"SHAWNEE SILVER"


MYSTERY AND INTRIGUE


"My Great-grandmother's Necklace" This necklace was made for my great-grandmother by her grandfather. I would love to know what the stones are and how they stay in the necklace. They are tiny shaved pieces of blue, red, yellow, white, pink, orange and black. The necklace is made of silver.

The source of the Shawnee silver, of which there was a considerable abundance, has always been a matter of mystery and intrigue. There is no doubt whatever that the Shawnee did have access to a large and continuing supply of raw silver and there is no evidence of such ore ever having been transported into the Shawnee territory from elsewhere. There is much romantic folklore about the so-called "lost Shawnee silver mines," most of which is rather ridiculous, but enough truth exists in the record as to be intriguing.

Such mines, if they existed, are believed to have been located in present Warren and Green counties in Ohio, such reports based on the accounts of various white men who had been held captive at Chalahgawtha and were forced to carry ore to the village for smelting and working. These prisoners were marched, always blindfolded, for what seemed to them a few hours ( but which was probably less ) upstream along the course of Massies Creek to some location in the Clifton Gorge area, from just behind present Wilberforce University to "The Glenn" in the present village of Yellow Springs. At a certain point the prisoners were ordered to sit and wait under guard until they were laden with heavy sacks of what they believed to be silver-bearing ore, which they were compelled to carry back to Chalahgawtha. Some attempts to slip the blindfolds were, to a limited extent, successful.

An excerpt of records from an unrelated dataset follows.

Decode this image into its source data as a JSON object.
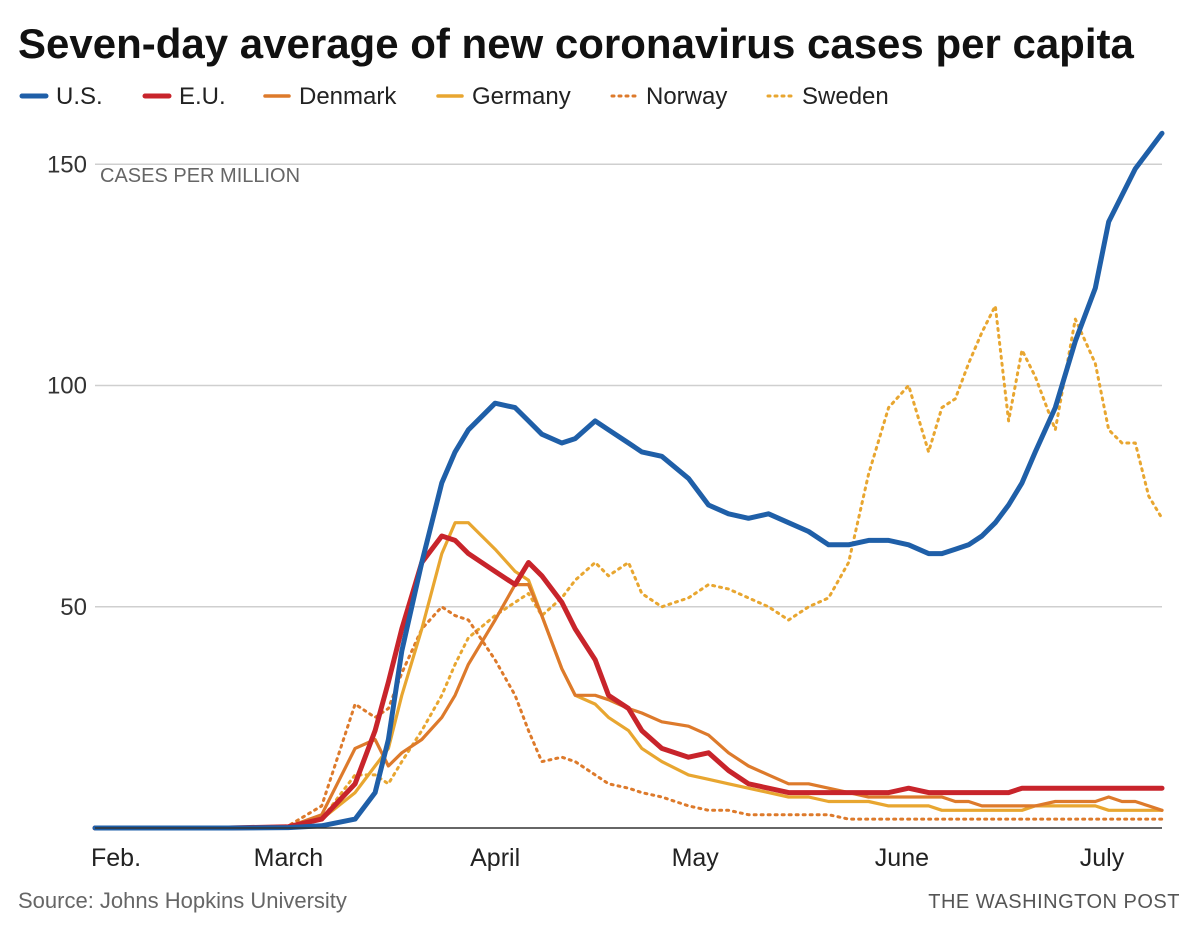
{
  "title": "Seven-day average of new coronavirus cases per capita",
  "source": "Source: Johns Hopkins University",
  "credit": "THE WASHINGTON POST",
  "colors": {
    "us": "#1f5fa8",
    "eu": "#c8242b",
    "denmark": "#dd7a2b",
    "germany": "#e8a630",
    "norway": "#dd7a2b",
    "sweden": "#e8a630"
  },
  "chart_data": {
    "type": "line",
    "x": [
      "Feb. 1",
      "Feb. 21",
      "Mar. 1",
      "Mar. 6",
      "Mar. 11",
      "Mar. 14",
      "Mar. 16",
      "Mar. 18",
      "Mar. 21",
      "Mar. 24",
      "Mar. 26",
      "Mar. 28",
      "Apr. 1",
      "Apr. 4",
      "Apr. 6",
      "Apr. 8",
      "Apr. 11",
      "Apr. 13",
      "Apr. 16",
      "Apr. 18",
      "Apr. 21",
      "Apr. 23",
      "Apr. 26",
      "Apr. 30",
      "May 3",
      "May 6",
      "May 9",
      "May 12",
      "May 15",
      "May 18",
      "May 21",
      "May 24",
      "May 27",
      "May 30",
      "Jun. 2",
      "Jun. 5",
      "Jun. 7",
      "Jun. 9",
      "Jun. 11",
      "Jun. 13",
      "Jun. 15",
      "Jun. 17",
      "Jun. 19",
      "Jun. 21",
      "Jun. 24",
      "Jun. 27",
      "Jun. 30",
      "Jul. 2",
      "Jul. 4",
      "Jul. 6",
      "Jul. 8",
      "Jul. 10"
    ],
    "series": [
      {
        "name": "U.S.",
        "key": "us",
        "style": "solid",
        "values": [
          0,
          0,
          0.1,
          0.5,
          2,
          8,
          20,
          40,
          60,
          78,
          85,
          90,
          96,
          95,
          92,
          89,
          87,
          88,
          92,
          90,
          87,
          85,
          84,
          79,
          73,
          71,
          70,
          71,
          69,
          67,
          64,
          64,
          65,
          65,
          64,
          62,
          62,
          63,
          64,
          66,
          69,
          73,
          78,
          85,
          95,
          110,
          122,
          137,
          143,
          149,
          153,
          157
        ]
      },
      {
        "name": "E.U.",
        "key": "eu",
        "style": "solid",
        "values": [
          0,
          0,
          0.3,
          2,
          10,
          22,
          33,
          45,
          60,
          66,
          65,
          62,
          58,
          55,
          60,
          57,
          51,
          45,
          38,
          30,
          27,
          22,
          18,
          16,
          17,
          13,
          10,
          9,
          8,
          8,
          8,
          8,
          8,
          8,
          9,
          8,
          8,
          8,
          8,
          8,
          8,
          8,
          9,
          9,
          9,
          9,
          9,
          9,
          9,
          9,
          9,
          9
        ]
      },
      {
        "name": "Denmark",
        "key": "denmark",
        "style": "solid",
        "values": [
          0,
          0,
          0.3,
          3,
          18,
          20,
          14,
          17,
          20,
          25,
          30,
          37,
          47,
          55,
          55,
          48,
          36,
          30,
          30,
          29,
          27,
          26,
          24,
          23,
          21,
          17,
          14,
          12,
          10,
          10,
          9,
          8,
          7,
          7,
          7,
          7,
          7,
          6,
          6,
          5,
          5,
          5,
          5,
          5,
          6,
          6,
          6,
          7,
          6,
          6,
          5,
          4
        ]
      },
      {
        "name": "Germany",
        "key": "germany",
        "style": "solid",
        "values": [
          0,
          0,
          0.2,
          2,
          8,
          14,
          18,
          30,
          45,
          62,
          69,
          69,
          63,
          58,
          56,
          48,
          36,
          30,
          28,
          25,
          22,
          18,
          15,
          12,
          11,
          10,
          9,
          8,
          7,
          7,
          6,
          6,
          6,
          5,
          5,
          5,
          4,
          4,
          4,
          4,
          4,
          4,
          4,
          5,
          5,
          5,
          5,
          4,
          4,
          4,
          4,
          4
        ]
      },
      {
        "name": "Norway",
        "key": "norway",
        "style": "dotted",
        "values": [
          0,
          0,
          0.5,
          5,
          28,
          25,
          27,
          35,
          45,
          50,
          48,
          47,
          38,
          30,
          22,
          15,
          16,
          15,
          12,
          10,
          9,
          8,
          7,
          5,
          4,
          4,
          3,
          3,
          3,
          3,
          3,
          2,
          2,
          2,
          2,
          2,
          2,
          2,
          2,
          2,
          2,
          2,
          2,
          2,
          2,
          2,
          2,
          2,
          2,
          2,
          2,
          2
        ]
      },
      {
        "name": "Sweden",
        "key": "sweden",
        "style": "dotted",
        "values": [
          0,
          0,
          0.3,
          2,
          12,
          12,
          10,
          15,
          22,
          30,
          37,
          43,
          48,
          51,
          53,
          48,
          52,
          56,
          60,
          57,
          60,
          53,
          50,
          52,
          55,
          54,
          52,
          50,
          47,
          50,
          52,
          60,
          80,
          95,
          100,
          85,
          95,
          97,
          105,
          112,
          118,
          92,
          108,
          102,
          90,
          115,
          105,
          90,
          87,
          87,
          75,
          70
        ]
      }
    ],
    "x_ticks": [
      "Feb.",
      "March",
      "April",
      "May",
      "June",
      "July"
    ],
    "y_ticks": [
      50,
      100,
      150
    ],
    "ylim": [
      0,
      160
    ],
    "ylabel": "CASES PER MILLION",
    "grid": true,
    "legend_position": "top"
  }
}
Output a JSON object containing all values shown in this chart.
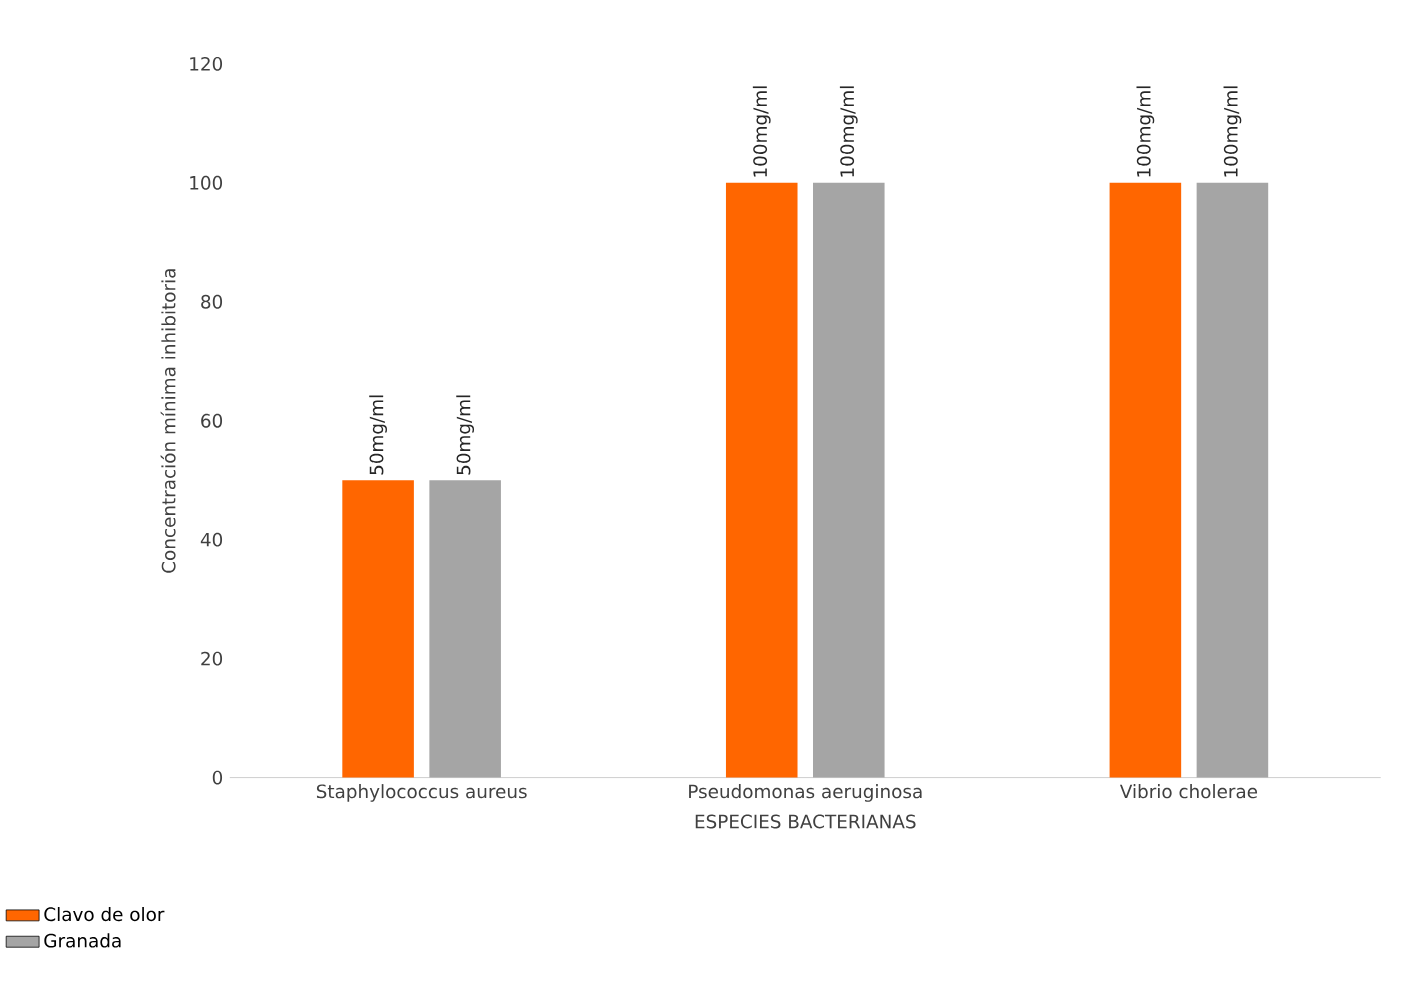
{
  "chart_data": {
    "type": "bar",
    "xlabel": "ESPECIES BACTERIANAS",
    "ylabel": "Concentración mínima inhibitoria",
    "categories": [
      "Staphylococcus aureus",
      "Pseudomonas aeruginosa",
      "Vibrio cholerae"
    ],
    "series": [
      {
        "name": "Clavo de olor",
        "color": "#ff6600",
        "values": [
          50,
          100,
          100
        ],
        "value_labels": [
          "50mg/ml",
          "100mg/ml",
          "100mg/ml"
        ]
      },
      {
        "name": "Granada",
        "color": "#a5a5a5",
        "values": [
          50,
          100,
          100
        ],
        "value_labels": [
          "50mg/ml",
          "100mg/ml",
          "100mg/ml"
        ]
      }
    ],
    "ylim": [
      0,
      120
    ],
    "yticks": [
      0,
      20,
      40,
      60,
      80,
      100,
      120
    ],
    "legend": "bottom left"
  }
}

With a map or two of "mine locations," this general area is well described by Dr. Roy S. King, University of Arizona, in an interesting paper entitled "Silver Mines of the Ohio Indians," in the Ohio Archaeological and Historical Quarterly, XXVI (1917), 114-116. For many years after their removal to the Auglaize Reservation, small parties of Shawnees returned every summer to Greene Co. and stopped for a few days of camping in "The Glen" at Yellow Springs, now a part of the campus of Antioch University. They then passed onward to the location given in Professor King's paper and from there to well-marked locations in Warren Co. along Caesar Creek near present Harveysburg, where excavations ( made before the advent of white pioneers) were discovered by the earliest arriving settlers.

Virtually all of this area has now been covered over by the U.S. Corps of Engineers impoundment called Caesar Creek Lake. Early excavations of two similar excavations found in the glen at Yellow Springs showed vertical shafts with evidence of timbering in one of them. Excavation evidence at one site is still vaguely apparent. Geological surveys state that the Clifton limestone formation outcropping in this glen as well as the nearby Clifton Gorge, is not ore-bearing. Yet, William Albert Galloway (lineal descendent of James Galloway, first white settler in the Chalahgawtha area0, while he was a student at Antioch College, did some blasting in the gorge and uncovered a half-inch vein near the falls on the east end of Yellow Springs Creek, which runs through these grounds. The residue of some specimens from this vein were submitted to a competent assayer in Cincinnati and were found to contain a very definite bead of high-grade silver. Some decades ago an exploratory shaft in Clifton Gorge but no heavy deposit of silver was located and the shaft was abandoned and sealed off when it showed signs of collaping. Only a few years ago a geology student collecting rock samples in the gorge found several pieces of ore quite rich in silver content. The mother lode, if one exists, however, has never been located.